Unplugged: An attempt to spend a week working on battery and solar power (and a bit of charging from the car, and maybe a bit borrowed mains!)
As an experiment, even though i’m working mainly from home, to simulate working on the road, I thought I would see if it’s possible to work for the entire week without plugging into, or charging from the mains.
In an unscientific way, i’m starting from:-
- Fully charged leisure battery (let’s pretend this was charged from the car on a long journey)
- Flat netbook
- Half Charged macbook
- Fully charged powergorilla
Day 1
Last night I plugged the flat netbook into the powergorilla. A few hours later (didn’t record this properly, so not sure exactly how many hours, sorry), the powergorilla was drained, but the netbook was fully charged. This morning I stuck the solargorilla on the roof out of the loft window, and the powergorilla is charging, but I have no idea what current is being produced. I’ll need to keep an eye on the sun and move to the other side of the house before the solargorilla falls into shadow. The solargorilla is laid flat, I haven’t pointed it directly at the sun and it’s a sunny but cloudy day.

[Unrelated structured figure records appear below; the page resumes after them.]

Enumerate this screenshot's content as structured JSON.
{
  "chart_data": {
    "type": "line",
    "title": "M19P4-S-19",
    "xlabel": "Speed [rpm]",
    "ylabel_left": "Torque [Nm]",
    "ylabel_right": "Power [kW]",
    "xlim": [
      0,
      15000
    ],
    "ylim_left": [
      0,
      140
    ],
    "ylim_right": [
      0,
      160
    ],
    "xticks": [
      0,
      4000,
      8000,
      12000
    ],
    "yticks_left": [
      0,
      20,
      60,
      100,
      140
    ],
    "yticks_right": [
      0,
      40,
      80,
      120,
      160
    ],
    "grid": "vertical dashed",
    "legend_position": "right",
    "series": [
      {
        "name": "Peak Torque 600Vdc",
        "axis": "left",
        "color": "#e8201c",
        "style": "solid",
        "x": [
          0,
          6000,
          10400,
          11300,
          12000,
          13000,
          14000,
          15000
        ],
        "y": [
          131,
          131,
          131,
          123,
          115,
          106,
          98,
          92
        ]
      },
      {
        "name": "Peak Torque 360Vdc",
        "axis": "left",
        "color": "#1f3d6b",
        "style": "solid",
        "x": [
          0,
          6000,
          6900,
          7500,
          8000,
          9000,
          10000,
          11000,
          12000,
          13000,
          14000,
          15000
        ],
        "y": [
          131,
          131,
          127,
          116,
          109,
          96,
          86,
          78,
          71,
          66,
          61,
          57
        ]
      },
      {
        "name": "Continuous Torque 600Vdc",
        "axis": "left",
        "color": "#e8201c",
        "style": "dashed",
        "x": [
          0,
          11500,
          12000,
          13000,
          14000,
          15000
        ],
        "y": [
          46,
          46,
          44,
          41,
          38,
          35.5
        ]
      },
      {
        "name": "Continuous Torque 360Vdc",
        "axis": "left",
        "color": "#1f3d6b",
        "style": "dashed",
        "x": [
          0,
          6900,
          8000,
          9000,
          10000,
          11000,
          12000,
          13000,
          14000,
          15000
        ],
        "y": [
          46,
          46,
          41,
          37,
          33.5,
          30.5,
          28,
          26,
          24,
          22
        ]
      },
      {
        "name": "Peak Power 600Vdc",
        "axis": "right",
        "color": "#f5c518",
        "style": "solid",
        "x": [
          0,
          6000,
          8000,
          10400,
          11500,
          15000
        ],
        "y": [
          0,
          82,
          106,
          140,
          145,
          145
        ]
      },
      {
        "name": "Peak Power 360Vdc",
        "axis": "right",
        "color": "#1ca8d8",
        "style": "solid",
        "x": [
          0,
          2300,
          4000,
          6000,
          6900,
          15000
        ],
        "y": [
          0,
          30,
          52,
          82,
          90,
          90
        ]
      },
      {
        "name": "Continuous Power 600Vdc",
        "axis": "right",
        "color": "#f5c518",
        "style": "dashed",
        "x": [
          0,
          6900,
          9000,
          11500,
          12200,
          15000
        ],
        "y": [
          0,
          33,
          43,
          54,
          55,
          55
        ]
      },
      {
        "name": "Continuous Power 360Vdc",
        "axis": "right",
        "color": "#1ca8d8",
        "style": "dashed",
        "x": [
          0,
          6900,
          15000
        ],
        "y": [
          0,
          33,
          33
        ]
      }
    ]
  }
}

Meanwhile the macbook is being powered and charged by the leisure battery (via the trust car charger plugged into the 12v output and DIY magsafe cable). When it reaches full charge i’ll leave it plugged in, on the basis that powering a laptop is more efficient than charging it. I’m doing some layout/ design stuff today, so I want to use the macbook rather than the netbook if possible.
Starting work at about 10am (i’d usually start earlier, but had car problems in the morning), I get a full macbook charge just after midday, but the macbook starts discharging at about 2pm. I was hoping to get more out of the leisure battery! By 3pm the macbook is getting very low on the internal battery, so I go and unplug the powergorilla, which is showing three bars out of 6 on the charge scale. I move the solargorilla to the velux window at the front of the house and plug the solargorilla into the leisure battery. I then plug the partly charged powergorilla into the macbook. I get about 20 minutes of charging before it is drained flat! At this rate there’s no way i’m going to get a full days work. I still have the charged netbook, but it’s not set up for the project i’m working on, and I really need the extra screen estate of the macbook today. The brief bit of charge I got added about 10 minutes to the estimated run time on the macbook.
This leaves me with about 4 more hours of possible solar charging with which to start tomorrow with!
By 4pm I have to switch to the netbook for a bit, but really need to get back on the macbook, so I modify the experiment to allow me to go to a local cafe to charge up. After a moment of panic where I can’t find any plug sockets, I spot a double socket on a window sill so start charging the macbook and powergorilla with borrowed mains juice and charge myself with an americano.
I have to head out at 5.45, which leaves both the macbook and the powergorilla partly charged. When I get back home, I check the leisure battery, which although still showing a charging indicator hasn’t been charged a measurable amount (it has 4 LED’s to show charge status, and it’s still on number one).
As a last attempt to keep this experiment going tomorrow, I plug the partly charged powergorilla into a sleeping macbook to see if I can get an hour or two out of it tomorrow.